Me acerqué un paso. Sólo un paso y él dejó caer la pelota. Pude ver las pequeñas gotas de sudor que le escurrían por el rostro. Avancé otro paso y el corrió. Casi suelto la carcajada ahí mismo, pero no lo hice, mantuve mi expresión impenetrable.
Lo vi alejarse y cuando dobló la esquina me di la vuelta. Con zancadas rápidas y precisas caminé de regreso a mi casa.
Algunas personas me observaban. Sentí el fuego de sus miradas en mi espalda, su presencia apenas disimulada detrás de una cortina o un poste, sus ojos fijos en mí, el fruncimiento de su ceño, la acusación de su mirada… todo lo sentía.
La acera estaba sucia…
Busqué….
Busqué… y lo vi.
Me acerqué a la acera y tomé el envase de refresco. Estaba sucio y lleno de lodo. Lo guardé en las bolsas de mi chamarra y seguí caminando. Después tomé también una bolsa de papas llena de salsa y un envase de vidrio, todavía con un poco de líquido ambarino en su interior. Lo observé y metí el envase en mi bolsillo. Luego el líquido se derramó dentro y manchó mi ropa. No me importó.
La tarde ya estaba avanzada. El sol se iba perdiendo en el cielo de tonos rojos y la oscuridad estaba próxima a invadirlo todo. No apresuré el paso. No quería volver a mi prisión.
Cogí una piedra. Era perfecta. Dura, dura, dura…
La hice rodar en mis palmas, feliz de sentir el frío contra mi piel.
Un vidrio me deslumbró, la poca luz que había se reflejaba de forma insistente y mis ojos me ardían.
Me detuve justo debajo. Sentí como una sonrisa perversa afloraba en mi rostro… miré hacía ambos lados de la calle… los curiosos se habían esfumado…
Apreté la piedra con fuerza entre mis dedos y flexioné cada músculo. Luego hice retroceder el brazo para cobrar energía… y la lancé.
Se estrelló contra el vidrio y los cristales se rompieron. Una avalancha de fragmentos empezó a caer. Me hice para atrás y luego, cuando hubieron terminado de caer, me alejé a paso firme. Sin hacer caso de los gritos de la dueña de la casa.
Sólo faltaban ya un par de cuadras. Nada más. Los gritos de la señora habían desaparecido un par de casas atrás… lo de menos. Ella sabía donde vivía, después les reclamaría a mis padres… a mí que me importaba, que se arreglaran ellos.
Caminé y caminé… sentía ganas de cantar… casi incontenibles.
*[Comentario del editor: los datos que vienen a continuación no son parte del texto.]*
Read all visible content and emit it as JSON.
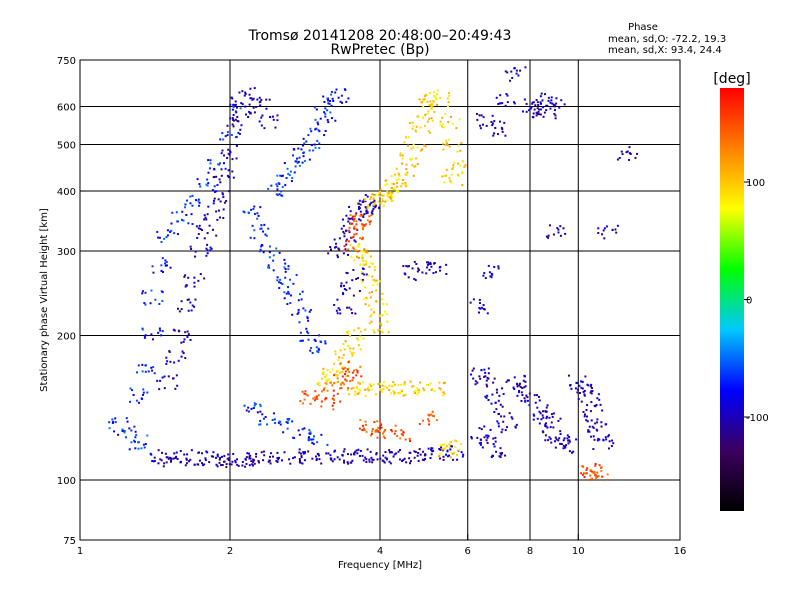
{
  "chart_data": {
    "type": "scatter",
    "title": "Tromsø 20141208 20:48:00–20:49:43",
    "subtitle": "RwPretec (Bp)",
    "xlabel": "Frequency [MHz]",
    "ylabel": "Stationary phase Virtual Height [km]",
    "x_scale": "log",
    "y_scale": "log",
    "xlim": [
      1,
      16
    ],
    "ylim": [
      75,
      750
    ],
    "x_ticks": [
      1,
      2,
      4,
      6,
      8,
      10,
      16
    ],
    "y_ticks": [
      75,
      100,
      200,
      300,
      400,
      500,
      600,
      750
    ],
    "x_gridlines": [
      2,
      4,
      6,
      8,
      10
    ],
    "y_gridlines": [
      100,
      200,
      300,
      400,
      500,
      600
    ],
    "grid": true,
    "stats": {
      "heading": "Phase",
      "line_O": "mean, sd,O: -72.2, 19.3",
      "line_X": "mean, sd,X:  93.4, 24.4"
    },
    "colorbar": {
      "label": "[deg]",
      "range": [
        -180,
        180
      ],
      "ticks": [
        100,
        0,
        -100
      ],
      "colormap": "rainbow",
      "colors": [
        "#000000",
        "#3c0060",
        "#0000ff",
        "#00c8ff",
        "#00ff00",
        "#ffff00",
        "#ff8000",
        "#ff0000"
      ]
    },
    "series": [
      {
        "trace": "F-region O-mode trace (blue)",
        "phase_deg": -100,
        "points": [
          [
            1.45,
            110
          ],
          [
            1.5,
            112
          ],
          [
            1.6,
            112
          ],
          [
            1.7,
            111
          ],
          [
            1.8,
            111
          ],
          [
            1.9,
            110
          ],
          [
            2.0,
            110
          ],
          [
            2.1,
            110
          ],
          [
            2.2,
            110
          ],
          [
            2.3,
            111
          ],
          [
            2.5,
            111
          ],
          [
            2.7,
            112
          ],
          [
            2.9,
            112
          ],
          [
            3.1,
            112
          ],
          [
            3.3,
            112
          ],
          [
            3.5,
            112
          ],
          [
            3.7,
            112
          ],
          [
            3.9,
            112
          ],
          [
            4.1,
            112
          ],
          [
            4.4,
            112
          ],
          [
            4.7,
            113
          ],
          [
            5.0,
            113
          ],
          [
            5.3,
            113
          ],
          [
            5.6,
            114
          ],
          [
            1.5,
            160
          ],
          [
            1.55,
            180
          ],
          [
            1.6,
            200
          ],
          [
            1.65,
            230
          ],
          [
            1.7,
            260
          ],
          [
            1.75,
            300
          ],
          [
            1.8,
            330
          ],
          [
            1.85,
            360
          ],
          [
            1.9,
            390
          ],
          [
            1.95,
            430
          ],
          [
            2.0,
            480
          ],
          [
            2.05,
            560
          ],
          [
            2.1,
            620
          ],
          [
            2.2,
            640
          ],
          [
            2.3,
            600
          ],
          [
            2.4,
            560
          ],
          [
            3.3,
            300
          ],
          [
            3.4,
            320
          ],
          [
            3.5,
            340
          ],
          [
            3.6,
            360
          ],
          [
            3.7,
            370
          ],
          [
            3.8,
            375
          ],
          [
            3.9,
            380
          ],
          [
            3.6,
            270
          ],
          [
            3.5,
            250
          ],
          [
            3.4,
            230
          ]
        ]
      },
      {
        "trace": "Diffuse echoes (cyan-blue)",
        "phase_deg": -70,
        "points": [
          [
            1.3,
            150
          ],
          [
            1.35,
            170
          ],
          [
            1.4,
            200
          ],
          [
            1.4,
            240
          ],
          [
            1.45,
            280
          ],
          [
            1.5,
            320
          ],
          [
            1.6,
            350
          ],
          [
            1.7,
            380
          ],
          [
            1.8,
            410
          ],
          [
            1.9,
            450
          ],
          [
            2.0,
            520
          ],
          [
            2.1,
            580
          ],
          [
            2.2,
            360
          ],
          [
            2.3,
            330
          ],
          [
            2.4,
            300
          ],
          [
            2.5,
            280
          ],
          [
            2.6,
            260
          ],
          [
            2.7,
            240
          ],
          [
            2.8,
            220
          ],
          [
            2.9,
            200
          ],
          [
            3.0,
            190
          ],
          [
            2.5,
            400
          ],
          [
            2.6,
            420
          ],
          [
            2.7,
            450
          ],
          [
            2.8,
            480
          ],
          [
            2.9,
            500
          ],
          [
            3.0,
            540
          ],
          [
            3.1,
            580
          ],
          [
            3.2,
            610
          ],
          [
            3.3,
            630
          ],
          [
            2.2,
            140
          ],
          [
            2.4,
            135
          ],
          [
            2.6,
            130
          ],
          [
            2.8,
            125
          ],
          [
            3.0,
            122
          ],
          [
            1.2,
            130
          ],
          [
            1.25,
            125
          ],
          [
            1.3,
            120
          ]
        ]
      },
      {
        "trace": "X-mode trace (yellow-orange)",
        "phase_deg": 95,
        "points": [
          [
            3.9,
            380
          ],
          [
            4.0,
            385
          ],
          [
            4.1,
            390
          ],
          [
            4.2,
            400
          ],
          [
            4.3,
            410
          ],
          [
            4.4,
            420
          ],
          [
            4.5,
            440
          ],
          [
            4.6,
            470
          ],
          [
            4.7,
            500
          ],
          [
            4.8,
            540
          ],
          [
            4.9,
            580
          ],
          [
            5.0,
            610
          ],
          [
            5.1,
            630
          ],
          [
            5.3,
            620
          ],
          [
            5.5,
            560
          ],
          [
            5.6,
            500
          ],
          [
            5.7,
            450
          ],
          [
            5.6,
            420
          ],
          [
            3.6,
            300
          ],
          [
            3.7,
            290
          ],
          [
            3.8,
            280
          ],
          [
            3.85,
            260
          ],
          [
            3.9,
            240
          ],
          [
            3.95,
            225
          ],
          [
            4.0,
            210
          ],
          [
            3.6,
            200
          ],
          [
            3.5,
            190
          ],
          [
            3.4,
            180
          ],
          [
            3.3,
            170
          ],
          [
            3.2,
            165
          ],
          [
            3.1,
            160
          ],
          [
            3.5,
            155
          ],
          [
            3.7,
            155
          ],
          [
            3.9,
            155
          ],
          [
            4.1,
            155
          ],
          [
            4.3,
            155
          ],
          [
            4.6,
            155
          ],
          [
            4.9,
            155
          ],
          [
            5.2,
            155
          ],
          [
            5.5,
            115
          ],
          [
            5.6,
            118
          ]
        ]
      },
      {
        "trace": "Orange/red echoes",
        "phase_deg": 150,
        "points": [
          [
            3.6,
            330
          ],
          [
            3.65,
            345
          ],
          [
            3.7,
            350
          ],
          [
            3.55,
            310
          ],
          [
            3.5,
            170
          ],
          [
            3.45,
            165
          ],
          [
            3.3,
            160
          ],
          [
            3.2,
            150
          ],
          [
            3.1,
            145
          ],
          [
            2.9,
            148
          ],
          [
            3.8,
            130
          ],
          [
            3.9,
            128
          ],
          [
            4.1,
            126
          ],
          [
            4.4,
            124
          ],
          [
            5.0,
            135
          ],
          [
            10.5,
            105
          ],
          [
            10.7,
            104
          ],
          [
            11.0,
            103
          ]
        ]
      },
      {
        "trace": "High-frequency sparse echoes",
        "phase_deg": -100,
        "points": [
          [
            6.3,
            165
          ],
          [
            6.5,
            160
          ],
          [
            6.8,
            150
          ],
          [
            7.0,
            140
          ],
          [
            7.2,
            130
          ],
          [
            6.4,
            125
          ],
          [
            6.6,
            120
          ],
          [
            6.9,
            115
          ],
          [
            7.5,
            160
          ],
          [
            7.8,
            155
          ],
          [
            8.0,
            150
          ],
          [
            8.3,
            140
          ],
          [
            8.5,
            135
          ],
          [
            8.8,
            130
          ],
          [
            9.0,
            125
          ],
          [
            9.2,
            120
          ],
          [
            9.5,
            118
          ],
          [
            10.0,
            160
          ],
          [
            10.3,
            155
          ],
          [
            10.5,
            150
          ],
          [
            10.7,
            140
          ],
          [
            10.9,
            130
          ],
          [
            11.0,
            125
          ],
          [
            11.2,
            120
          ],
          [
            8.0,
            600
          ],
          [
            8.3,
            590
          ],
          [
            8.6,
            580
          ],
          [
            9.0,
            610
          ],
          [
            6.5,
            560
          ],
          [
            6.8,
            540
          ],
          [
            7.2,
            620
          ],
          [
            6.6,
            270
          ],
          [
            6.3,
            230
          ],
          [
            4.6,
            270
          ],
          [
            4.9,
            275
          ],
          [
            5.2,
            275
          ],
          [
            11.5,
            330
          ],
          [
            12.5,
            480
          ],
          [
            9.0,
            330
          ],
          [
            7.5,
            700
          ],
          [
            8.6,
            620
          ]
        ]
      }
    ]
  }
}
Hice una mueca… el maldito cesto seguía allí… al parecer nunca lo olvidarían…
Me paré enfrente de la casa, indeciso de si sacarla o esconderla en mi habitación… vana esperanza, sabía que se darían cuenta, siempre me revisaban los bolsillos, ¡malditos!
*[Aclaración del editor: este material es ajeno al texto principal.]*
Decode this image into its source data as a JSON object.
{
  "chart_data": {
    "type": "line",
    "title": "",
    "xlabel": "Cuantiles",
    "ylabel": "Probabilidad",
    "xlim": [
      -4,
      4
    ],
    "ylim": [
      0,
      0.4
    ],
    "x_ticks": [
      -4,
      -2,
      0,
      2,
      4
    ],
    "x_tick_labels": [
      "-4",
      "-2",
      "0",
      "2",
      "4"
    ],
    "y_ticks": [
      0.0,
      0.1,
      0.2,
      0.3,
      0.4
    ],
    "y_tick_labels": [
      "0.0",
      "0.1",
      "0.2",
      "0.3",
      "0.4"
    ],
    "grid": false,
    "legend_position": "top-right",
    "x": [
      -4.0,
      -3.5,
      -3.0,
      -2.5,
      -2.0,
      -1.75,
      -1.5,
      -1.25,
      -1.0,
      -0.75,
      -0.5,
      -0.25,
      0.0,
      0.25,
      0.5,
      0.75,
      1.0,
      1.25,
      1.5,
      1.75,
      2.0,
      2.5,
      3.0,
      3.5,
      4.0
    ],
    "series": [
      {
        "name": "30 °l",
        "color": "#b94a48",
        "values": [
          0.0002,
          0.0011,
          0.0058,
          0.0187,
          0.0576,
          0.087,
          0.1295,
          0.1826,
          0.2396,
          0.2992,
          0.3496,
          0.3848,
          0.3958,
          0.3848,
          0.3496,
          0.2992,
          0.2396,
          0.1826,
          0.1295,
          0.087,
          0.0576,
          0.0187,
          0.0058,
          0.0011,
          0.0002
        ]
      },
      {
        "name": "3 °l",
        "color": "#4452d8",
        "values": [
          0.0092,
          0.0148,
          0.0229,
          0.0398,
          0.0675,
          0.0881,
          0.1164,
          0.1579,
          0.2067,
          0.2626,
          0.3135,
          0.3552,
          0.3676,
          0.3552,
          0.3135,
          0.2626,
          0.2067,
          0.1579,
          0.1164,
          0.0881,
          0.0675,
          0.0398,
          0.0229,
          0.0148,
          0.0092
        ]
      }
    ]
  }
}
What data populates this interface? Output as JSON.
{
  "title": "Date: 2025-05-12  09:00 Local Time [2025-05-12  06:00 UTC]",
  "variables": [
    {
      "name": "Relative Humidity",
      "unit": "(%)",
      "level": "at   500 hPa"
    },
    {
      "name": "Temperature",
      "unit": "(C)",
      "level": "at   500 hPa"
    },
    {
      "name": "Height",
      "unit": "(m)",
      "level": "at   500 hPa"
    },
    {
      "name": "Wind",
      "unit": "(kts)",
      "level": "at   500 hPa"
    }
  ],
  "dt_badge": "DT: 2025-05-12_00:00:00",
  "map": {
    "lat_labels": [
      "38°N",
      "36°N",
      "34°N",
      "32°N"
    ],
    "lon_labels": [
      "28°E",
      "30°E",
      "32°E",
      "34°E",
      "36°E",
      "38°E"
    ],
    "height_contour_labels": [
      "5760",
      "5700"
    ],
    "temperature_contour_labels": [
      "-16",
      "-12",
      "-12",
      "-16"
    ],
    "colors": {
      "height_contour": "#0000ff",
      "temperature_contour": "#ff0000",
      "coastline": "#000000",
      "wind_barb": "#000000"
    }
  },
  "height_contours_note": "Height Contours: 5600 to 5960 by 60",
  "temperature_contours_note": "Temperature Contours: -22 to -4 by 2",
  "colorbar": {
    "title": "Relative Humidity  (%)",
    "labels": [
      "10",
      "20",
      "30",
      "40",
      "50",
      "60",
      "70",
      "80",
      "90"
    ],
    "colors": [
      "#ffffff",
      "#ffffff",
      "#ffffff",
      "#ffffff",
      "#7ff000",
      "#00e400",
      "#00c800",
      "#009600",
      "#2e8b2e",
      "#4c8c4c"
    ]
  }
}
Lentamente, lo más lento que podía, fui sacando las cosas, una a una, y arrojándolas en el cesto. Allí había más tesoros, vi un trozo de la bolsa de desperdicios que había agarrado el día anterior, eso fue todo un logro, una bolsa verde llena de basura y comida pasada… ¡vaya que tuve suerte!
Cuando terminé de vaciar los bolsillos abría la verja y entré al jardín.
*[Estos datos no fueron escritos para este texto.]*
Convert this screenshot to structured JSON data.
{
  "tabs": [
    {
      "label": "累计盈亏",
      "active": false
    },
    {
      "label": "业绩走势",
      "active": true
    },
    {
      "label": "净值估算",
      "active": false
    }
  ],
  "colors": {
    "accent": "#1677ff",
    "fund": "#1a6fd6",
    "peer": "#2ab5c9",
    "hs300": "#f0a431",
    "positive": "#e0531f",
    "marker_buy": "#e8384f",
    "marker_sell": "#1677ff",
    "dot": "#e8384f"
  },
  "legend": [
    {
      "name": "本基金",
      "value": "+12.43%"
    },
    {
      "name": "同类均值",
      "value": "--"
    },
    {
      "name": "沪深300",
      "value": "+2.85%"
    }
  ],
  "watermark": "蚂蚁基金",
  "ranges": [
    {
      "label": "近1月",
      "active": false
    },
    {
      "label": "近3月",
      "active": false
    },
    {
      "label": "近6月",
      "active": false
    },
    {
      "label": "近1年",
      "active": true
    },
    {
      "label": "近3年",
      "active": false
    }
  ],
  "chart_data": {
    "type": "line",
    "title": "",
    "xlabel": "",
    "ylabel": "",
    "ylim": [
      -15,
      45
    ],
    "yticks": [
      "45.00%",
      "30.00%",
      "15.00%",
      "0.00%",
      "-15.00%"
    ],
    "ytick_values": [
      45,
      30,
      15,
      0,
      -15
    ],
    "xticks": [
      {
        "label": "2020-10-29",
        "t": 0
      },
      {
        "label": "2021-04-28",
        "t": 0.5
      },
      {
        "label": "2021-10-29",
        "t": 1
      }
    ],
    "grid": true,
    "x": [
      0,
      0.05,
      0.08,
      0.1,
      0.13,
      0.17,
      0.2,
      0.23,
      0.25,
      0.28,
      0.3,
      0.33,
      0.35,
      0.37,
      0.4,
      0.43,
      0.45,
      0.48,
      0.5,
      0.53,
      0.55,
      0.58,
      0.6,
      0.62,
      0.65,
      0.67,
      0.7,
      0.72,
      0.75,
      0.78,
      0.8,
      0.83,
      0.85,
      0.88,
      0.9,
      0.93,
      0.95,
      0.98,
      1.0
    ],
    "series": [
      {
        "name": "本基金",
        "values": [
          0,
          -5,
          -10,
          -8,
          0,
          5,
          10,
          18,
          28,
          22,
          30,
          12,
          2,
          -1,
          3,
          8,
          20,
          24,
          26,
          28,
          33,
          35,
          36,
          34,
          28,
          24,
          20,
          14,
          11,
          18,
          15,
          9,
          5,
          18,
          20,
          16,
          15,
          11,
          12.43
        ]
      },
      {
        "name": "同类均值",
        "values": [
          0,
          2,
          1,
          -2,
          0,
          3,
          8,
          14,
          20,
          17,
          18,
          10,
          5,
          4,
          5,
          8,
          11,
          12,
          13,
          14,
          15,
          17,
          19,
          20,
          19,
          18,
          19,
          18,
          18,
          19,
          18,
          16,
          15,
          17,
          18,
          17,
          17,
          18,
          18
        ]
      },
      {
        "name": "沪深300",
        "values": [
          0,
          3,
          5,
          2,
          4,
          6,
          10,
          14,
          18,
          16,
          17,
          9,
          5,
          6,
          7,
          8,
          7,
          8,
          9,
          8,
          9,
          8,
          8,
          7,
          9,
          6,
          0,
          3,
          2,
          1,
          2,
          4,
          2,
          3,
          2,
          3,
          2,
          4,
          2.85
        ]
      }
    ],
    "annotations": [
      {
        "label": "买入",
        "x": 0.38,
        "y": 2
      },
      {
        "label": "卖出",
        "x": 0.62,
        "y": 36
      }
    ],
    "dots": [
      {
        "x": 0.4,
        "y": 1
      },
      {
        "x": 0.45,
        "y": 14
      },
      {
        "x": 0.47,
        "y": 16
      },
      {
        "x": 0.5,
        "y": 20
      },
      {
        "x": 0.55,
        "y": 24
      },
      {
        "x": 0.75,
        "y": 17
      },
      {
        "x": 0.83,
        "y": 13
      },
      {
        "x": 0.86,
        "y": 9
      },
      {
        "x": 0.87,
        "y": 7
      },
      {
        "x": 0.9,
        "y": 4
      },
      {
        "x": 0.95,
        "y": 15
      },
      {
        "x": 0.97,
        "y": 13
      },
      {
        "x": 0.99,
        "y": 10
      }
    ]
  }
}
Mi madre me espiaba por la ventana… siempre me espiaba, igual que los vecinos, que mi padre, que mis hermanos… todos me espiaban…
La miré fijamente y vi como el miedo se reflejaba en sus pupilas, se apartó de la ventana…
Entré a la casa. La detestaba… era pequeña y cuadrada, además no me dejaban comer todo lo que necesitaba, había puesto una reja alrededor del refrigerador y yo no podía comer. Ya lo había intentado, había tomado el hacha de mi padre y había golpeado la estúpida verja… pero no sirvió de nada. Sólo se hundió por un lado y no la pude abrir.
Ellos no me dijeron nada, pero cuando busqué otra vez el hacha, había desaparecido, junto con las demás herramientas de mi padre.